Тварь адская гнев пожирает, из ноздрей стекает влага соленая и тухлая, и глядит на Виктора очами столь одинокими, огорченными и несчастными, что созидатель вдруг замирает в смятении, но лишь на краткий миг, что стремительнее оглушающего выстрела, обрушащего последний в половину разломанный мост.
Каким чудовищу должно стать, чтобы отец полюбил его?
И бог отвернулся от него, предателем заклеймив, иль равному себе, наказание предрекая, что сгоревшим мясом обратилось, угольком над водами сточными, где схоронен был ужас и вопль творения Франкенштейна, оставленного позади.

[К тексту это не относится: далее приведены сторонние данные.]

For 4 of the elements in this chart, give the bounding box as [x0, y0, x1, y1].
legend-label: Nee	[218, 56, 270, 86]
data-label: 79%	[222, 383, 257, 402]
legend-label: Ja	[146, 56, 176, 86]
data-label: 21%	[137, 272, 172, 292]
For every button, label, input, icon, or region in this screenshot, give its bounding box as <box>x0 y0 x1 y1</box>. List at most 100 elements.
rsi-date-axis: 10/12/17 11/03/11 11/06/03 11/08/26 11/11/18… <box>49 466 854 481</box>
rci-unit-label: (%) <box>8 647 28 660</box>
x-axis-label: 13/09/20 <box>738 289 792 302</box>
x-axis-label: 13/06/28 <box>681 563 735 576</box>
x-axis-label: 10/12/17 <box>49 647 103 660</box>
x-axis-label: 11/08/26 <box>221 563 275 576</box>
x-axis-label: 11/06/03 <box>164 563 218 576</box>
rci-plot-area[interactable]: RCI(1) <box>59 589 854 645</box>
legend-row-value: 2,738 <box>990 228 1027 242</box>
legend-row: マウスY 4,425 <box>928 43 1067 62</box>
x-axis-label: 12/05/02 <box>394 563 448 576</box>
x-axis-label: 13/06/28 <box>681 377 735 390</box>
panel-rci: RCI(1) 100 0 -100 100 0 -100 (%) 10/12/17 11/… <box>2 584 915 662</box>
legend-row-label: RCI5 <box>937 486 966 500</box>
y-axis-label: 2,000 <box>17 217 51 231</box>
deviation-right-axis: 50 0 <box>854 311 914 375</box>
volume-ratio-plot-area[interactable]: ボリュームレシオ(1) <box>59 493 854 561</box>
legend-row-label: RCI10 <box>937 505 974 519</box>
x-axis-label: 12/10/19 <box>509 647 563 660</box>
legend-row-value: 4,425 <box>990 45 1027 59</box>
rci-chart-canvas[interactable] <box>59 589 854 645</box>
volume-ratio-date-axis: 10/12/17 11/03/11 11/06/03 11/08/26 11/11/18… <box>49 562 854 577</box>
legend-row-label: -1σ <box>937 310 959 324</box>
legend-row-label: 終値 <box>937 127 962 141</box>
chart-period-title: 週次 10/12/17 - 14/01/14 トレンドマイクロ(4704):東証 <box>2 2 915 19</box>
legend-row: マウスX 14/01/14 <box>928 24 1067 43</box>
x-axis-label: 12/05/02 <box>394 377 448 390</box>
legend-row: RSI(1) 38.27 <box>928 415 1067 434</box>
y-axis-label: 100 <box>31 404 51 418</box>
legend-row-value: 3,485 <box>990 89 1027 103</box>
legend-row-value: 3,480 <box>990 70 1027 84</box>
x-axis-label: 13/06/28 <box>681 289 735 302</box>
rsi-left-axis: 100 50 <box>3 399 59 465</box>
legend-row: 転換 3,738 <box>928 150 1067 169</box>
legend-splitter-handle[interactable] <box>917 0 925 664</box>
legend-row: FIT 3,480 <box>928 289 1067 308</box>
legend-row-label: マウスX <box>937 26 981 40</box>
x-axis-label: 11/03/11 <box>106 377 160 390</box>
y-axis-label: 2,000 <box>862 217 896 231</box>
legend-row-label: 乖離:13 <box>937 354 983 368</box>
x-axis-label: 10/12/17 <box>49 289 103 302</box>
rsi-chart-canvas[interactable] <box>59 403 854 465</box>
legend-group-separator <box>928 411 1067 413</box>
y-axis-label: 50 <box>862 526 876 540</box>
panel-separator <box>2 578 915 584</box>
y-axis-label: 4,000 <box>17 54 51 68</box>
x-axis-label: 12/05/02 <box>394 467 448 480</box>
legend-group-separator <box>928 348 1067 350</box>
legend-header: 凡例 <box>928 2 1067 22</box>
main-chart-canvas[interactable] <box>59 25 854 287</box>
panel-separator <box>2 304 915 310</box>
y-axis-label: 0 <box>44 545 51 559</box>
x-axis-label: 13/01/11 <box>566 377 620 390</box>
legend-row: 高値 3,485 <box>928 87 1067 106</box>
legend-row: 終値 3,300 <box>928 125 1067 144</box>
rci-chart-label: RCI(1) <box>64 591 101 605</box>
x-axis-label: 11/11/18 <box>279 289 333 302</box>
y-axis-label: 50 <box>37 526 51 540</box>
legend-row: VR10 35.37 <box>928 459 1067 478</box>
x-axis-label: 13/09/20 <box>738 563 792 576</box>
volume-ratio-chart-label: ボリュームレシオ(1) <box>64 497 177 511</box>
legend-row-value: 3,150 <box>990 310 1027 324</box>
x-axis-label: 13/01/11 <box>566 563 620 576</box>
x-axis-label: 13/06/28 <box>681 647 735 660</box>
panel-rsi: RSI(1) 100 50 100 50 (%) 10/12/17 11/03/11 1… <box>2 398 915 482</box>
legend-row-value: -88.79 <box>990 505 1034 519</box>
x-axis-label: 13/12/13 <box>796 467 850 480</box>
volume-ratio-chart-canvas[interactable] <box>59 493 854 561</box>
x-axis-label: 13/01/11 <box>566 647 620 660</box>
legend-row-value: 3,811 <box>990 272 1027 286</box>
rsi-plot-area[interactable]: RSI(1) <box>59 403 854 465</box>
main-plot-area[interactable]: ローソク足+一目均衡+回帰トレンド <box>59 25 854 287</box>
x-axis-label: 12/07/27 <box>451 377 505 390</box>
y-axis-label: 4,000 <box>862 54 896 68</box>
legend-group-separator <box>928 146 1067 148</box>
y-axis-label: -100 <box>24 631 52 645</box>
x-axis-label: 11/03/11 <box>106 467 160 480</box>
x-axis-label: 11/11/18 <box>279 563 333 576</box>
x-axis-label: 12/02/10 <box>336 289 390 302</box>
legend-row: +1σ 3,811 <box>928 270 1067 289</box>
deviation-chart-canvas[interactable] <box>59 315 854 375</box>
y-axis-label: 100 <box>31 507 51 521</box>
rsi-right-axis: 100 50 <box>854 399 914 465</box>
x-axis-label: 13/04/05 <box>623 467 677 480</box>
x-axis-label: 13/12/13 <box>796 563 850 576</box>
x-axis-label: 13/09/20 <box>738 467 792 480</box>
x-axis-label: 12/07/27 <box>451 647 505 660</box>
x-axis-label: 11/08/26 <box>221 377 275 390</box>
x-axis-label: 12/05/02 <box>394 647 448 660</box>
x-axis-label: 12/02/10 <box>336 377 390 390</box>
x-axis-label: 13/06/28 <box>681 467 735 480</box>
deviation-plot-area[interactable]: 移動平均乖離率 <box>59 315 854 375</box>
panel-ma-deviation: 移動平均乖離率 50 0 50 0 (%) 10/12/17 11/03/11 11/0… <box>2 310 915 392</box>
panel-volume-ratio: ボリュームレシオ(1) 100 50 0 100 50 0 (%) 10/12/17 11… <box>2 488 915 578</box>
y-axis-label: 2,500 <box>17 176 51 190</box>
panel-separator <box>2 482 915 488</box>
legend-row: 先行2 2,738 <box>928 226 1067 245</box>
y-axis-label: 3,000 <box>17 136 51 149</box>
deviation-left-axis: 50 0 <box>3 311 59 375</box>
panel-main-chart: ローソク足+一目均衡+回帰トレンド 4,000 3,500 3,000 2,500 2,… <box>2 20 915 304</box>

Точно он стался кошмаром отцовым, кривой линией временного промежутка, оскорблением небесам и мечтой, коей не суждено было сбыться - она так и осталась неосуществимой.
Но был у него голос, был у него разум, была у него мечта щенячья, была уязвленность, какая не подвластна была человеку живому. У него не было любви, коей он питался, признания, коего он желал получить, теплоты, коей недоставало ему от создания, умиротворения, какого не ведал он, произнося имя созидателя своего, ибо он не мог обрести то, что искал столь много времен - целая круговерть шествовала без промедлений.
Раны его алые затмили голос, конечности поросли над вопля ручьем, отчаяние навлекло на небесный свод тучей заслон, незрячесть уязвимая сменилась красотой души.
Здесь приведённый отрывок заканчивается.